From a Mumbai Cubicle to the Jyotirlingas
Rohan Desai, the protagonist of my novel, begins in a cubicle in Mumbai. Deadlines, traffic, a glowing screen, and the particular emptiness that creeps in around Wednesday afternoon. I wrote that opening from memory, not imagination.
For years I lived a version of that life — competent, busy, and quietly hollow. I was good at the things I was supposed to be good at. I just could not shake a single, inconvenient question that would surface in traffic jams and elevator rides: am I living, or am I only on autopilot?
The most dangerous risk is not failing. It is succeeding at something that does not matter to you.
The pull of the peaks
The Jyotirlingas — the twelve sacred shrines of Shiva scattered across India — are not just pilgrimage sites. For me they became a map of the opposite of cubicle life. Each one sits where the ordinary world thins out and something older shows through. Travelling to them, sitting in their silence, I started to feel the question loosen its grip.

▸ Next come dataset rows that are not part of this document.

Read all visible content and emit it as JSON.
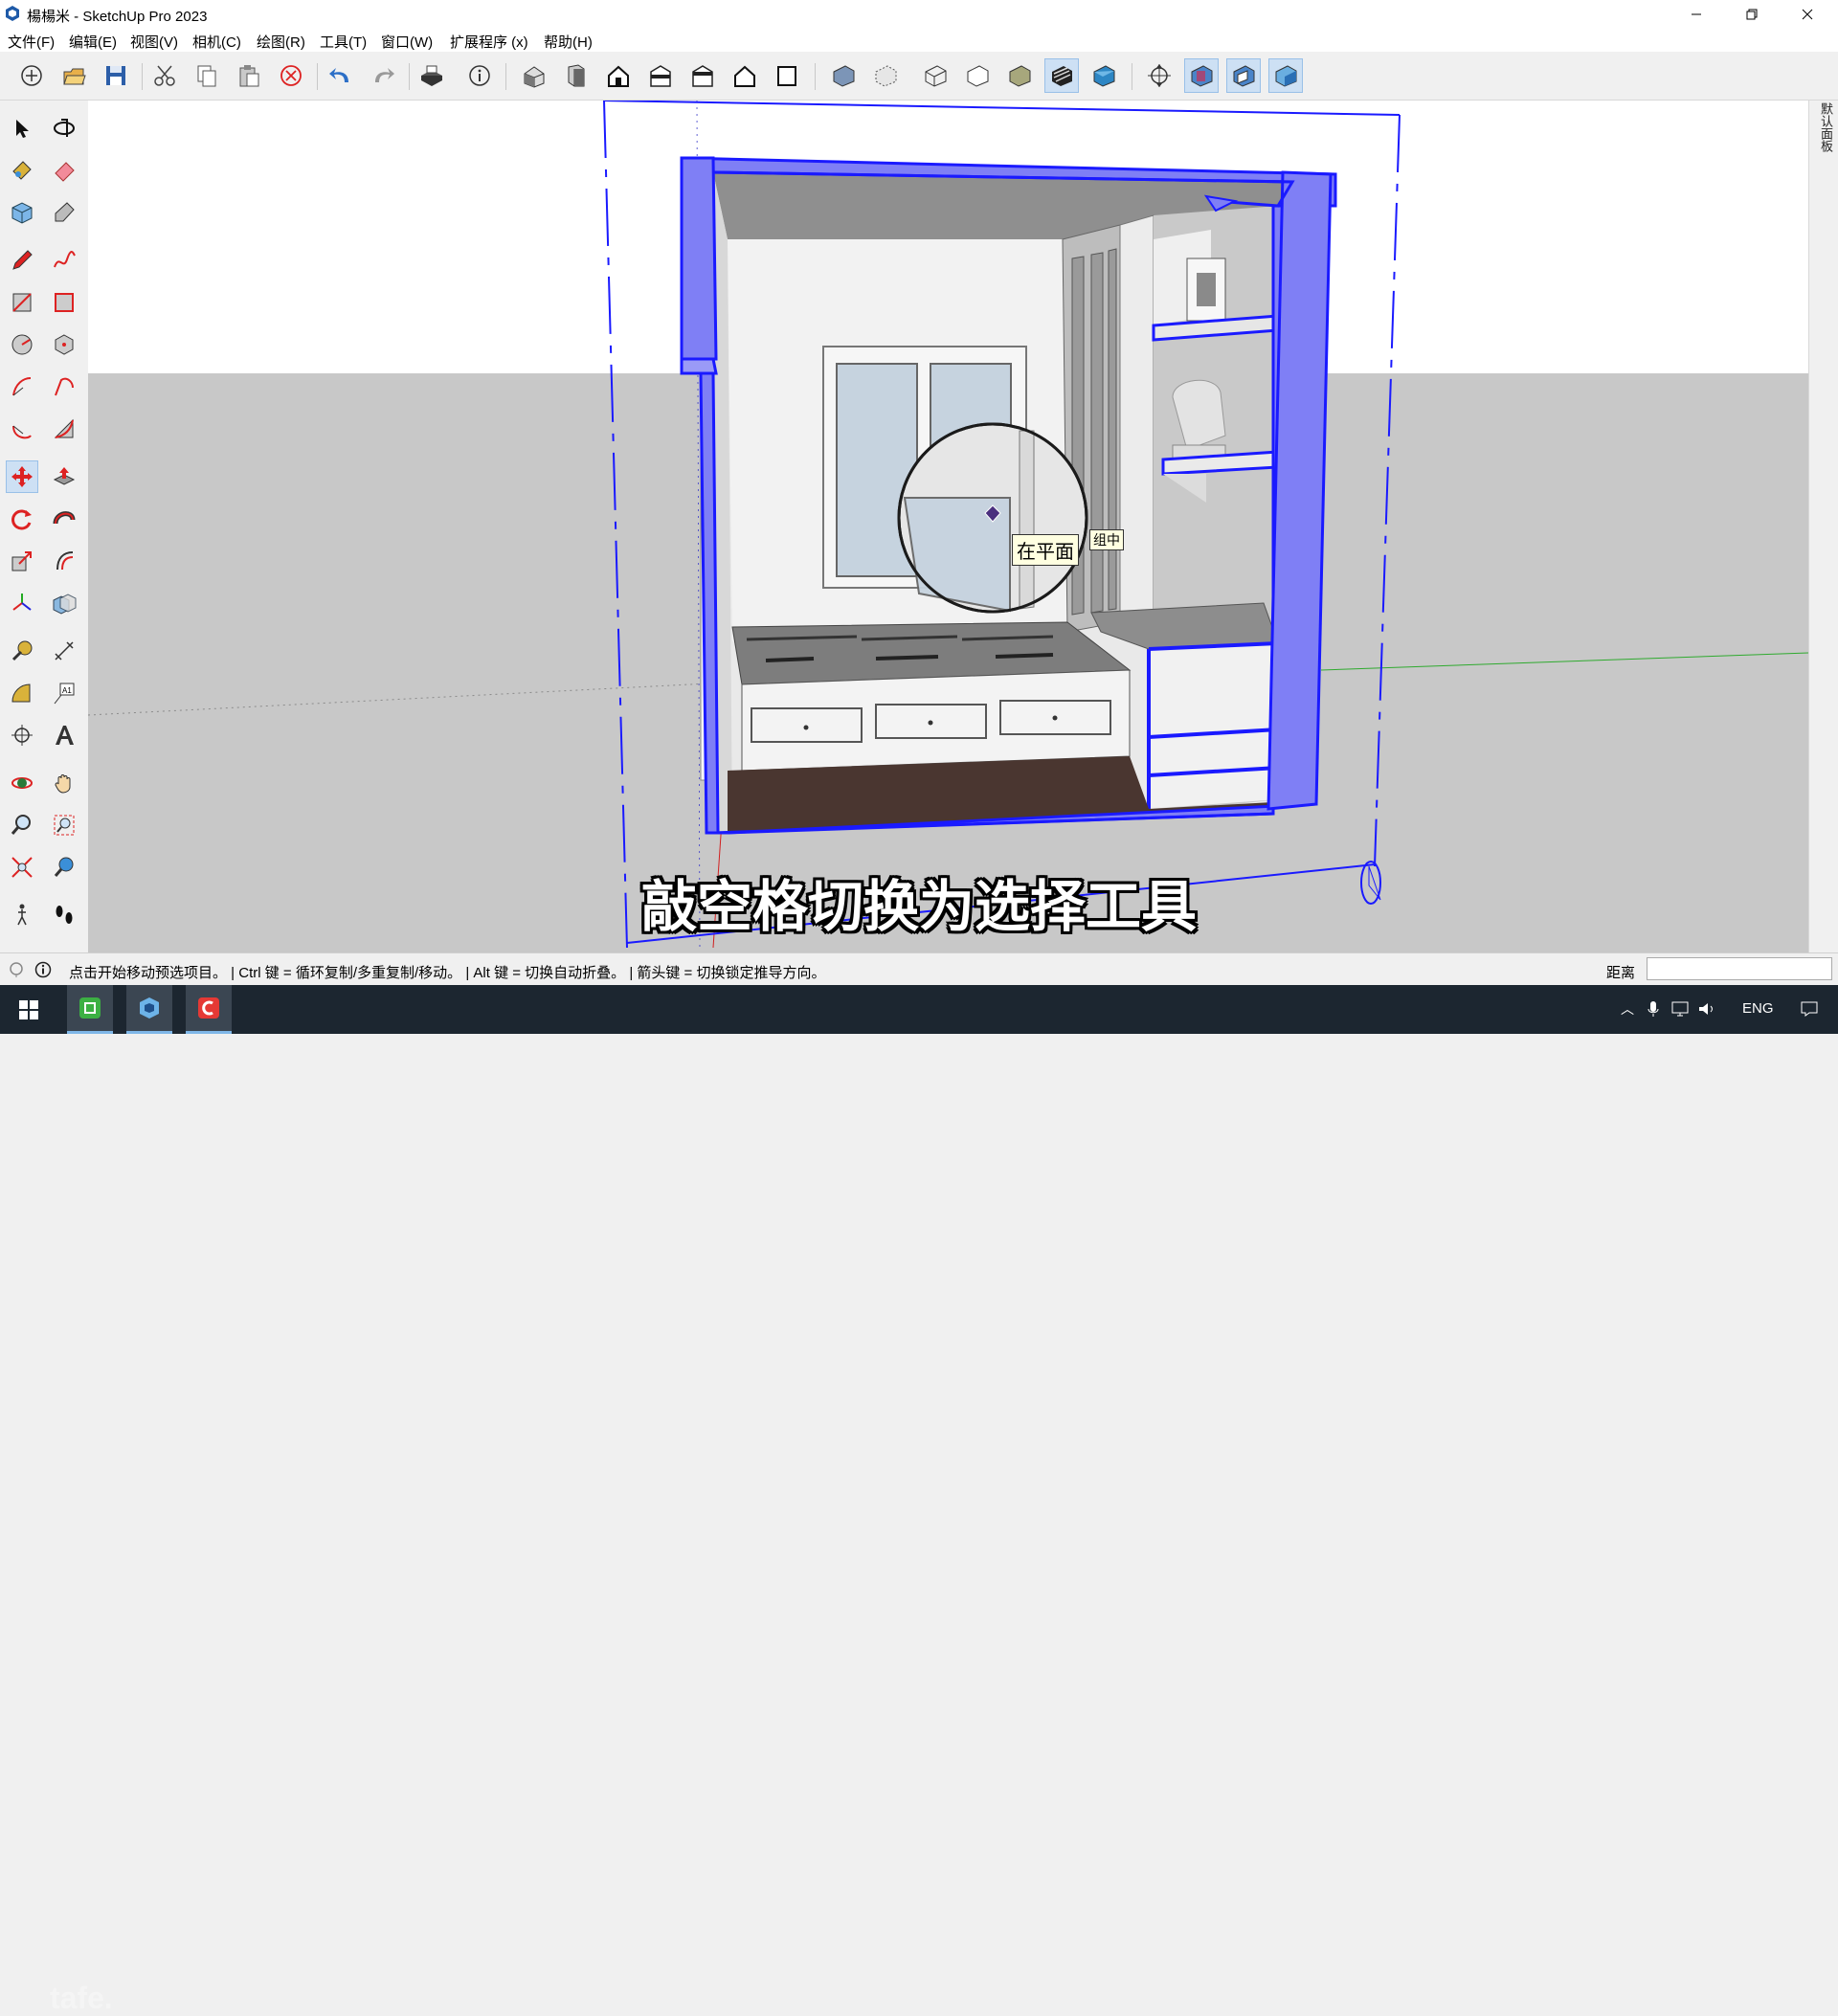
{
  "window": {
    "title": "楊楊米 - SketchUp Pro 2023"
  },
  "menu": [
    "文件(F)",
    "编辑(E)",
    "视图(V)",
    "相机(C)",
    "绘图(R)",
    "工具(T)",
    "窗口(W)",
    "扩展程序 (x)",
    "帮助(H)"
  ],
  "toolbar": {
    "icons": [
      "new-icon",
      "open-icon",
      "save-icon",
      "cut-icon",
      "copy-icon",
      "paste-icon",
      "erase-icon",
      "undo-icon",
      "redo-icon",
      "print-icon",
      "model-info-icon",
      "iso-view-icon",
      "top-view-icon",
      "front-view-icon",
      "right-view-icon",
      "back-view-icon",
      "left-view-icon",
      "bottom-view-icon",
      "xray-icon",
      "back-edges-icon",
      "wireframe-icon",
      "hidden-line-icon",
      "shaded-icon",
      "shaded-textures-icon",
      "monochrome-icon",
      "section-plane-icon",
      "display-section-planes-icon",
      "display-section-cuts-icon",
      "display-section-fill-icon"
    ]
  },
  "tools": [
    "select-tool",
    "orbit-tool",
    "paint-tool",
    "eraser-tool",
    "component-tool",
    "tag-tool",
    "pencil-tool",
    "freehand-tool",
    "rectangle-tool",
    "rotated-rectangle-tool",
    "circle-tool",
    "polygon-tool",
    "arc-tool",
    "two-point-arc-tool",
    "three-point-arc-tool",
    "pie-tool",
    "move-tool",
    "push-pull-tool",
    "rotate-tool",
    "follow-me-tool",
    "scale-tool",
    "offset-tool",
    "axes-tool",
    "solid-tools",
    "tape-measure-tool",
    "dimension-tool",
    "protractor-tool",
    "text-tool",
    "position-camera-tool",
    "3d-text-tool",
    "orbit-view-tool",
    "pan-tool",
    "zoom-tool",
    "zoom-window-tool",
    "zoom-extents-tool",
    "previous-view-tool",
    "walk-tool",
    "footprints-tool"
  ],
  "tray": {
    "label": "默认面板"
  },
  "viewport": {
    "tooltip": "在平面",
    "tooltip_tail": "组中",
    "subtitle": "敲空格切换为选择工具"
  },
  "status": {
    "text": "点击开始移动预选项目。 | Ctrl 键 = 循环复制/多重复制/移动。 | Alt 键 = 切换自动折叠。 | 箭头键 = 切换锁定推导方向。",
    "measure_label": "距离",
    "measure_value": ""
  },
  "taskbar": {
    "lang": "ENG",
    "watermark": "tafe."
  },
  "colors": {
    "selection": "#1a1aff",
    "selection_fill": "#7f7ff5",
    "sky": "#ffffff",
    "ground": "#c8c8c8",
    "floor": "#4a3630"
  }
}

I am not romanticising escape. You cannot simply abandon your life and live on a mountain — and the book never pretends you can. Rohan does not quit his job and find enlightenment in a cave. His transformation happens inside the life he already has. The journey to Kedarnath changes how he returns to Mumbai, not whether he returns.
Why I gave Rohan my question
I made Rohan ordinary on purpose. He is not a chosen one in any obvious sense. He is a man who has buried his own longing under routine, the way most of us do. When destiny pulls him out of the cubicle, it is not granting him a superpower. It is giving him permission to ask the question out loud.
That, I think, is what mythology has always done for ordinary people. It takes the quiet ache you carry to work every morning and tells you it is not weakness — it is a summons. The Himalayas in the book are real mountains. They are also the height of the self you suspect you could become if you stopped living by default.
If the story does its job, you finish it and look up from the page at your own version of the cubicle, and ask the question Rohan finally allowed himself to ask.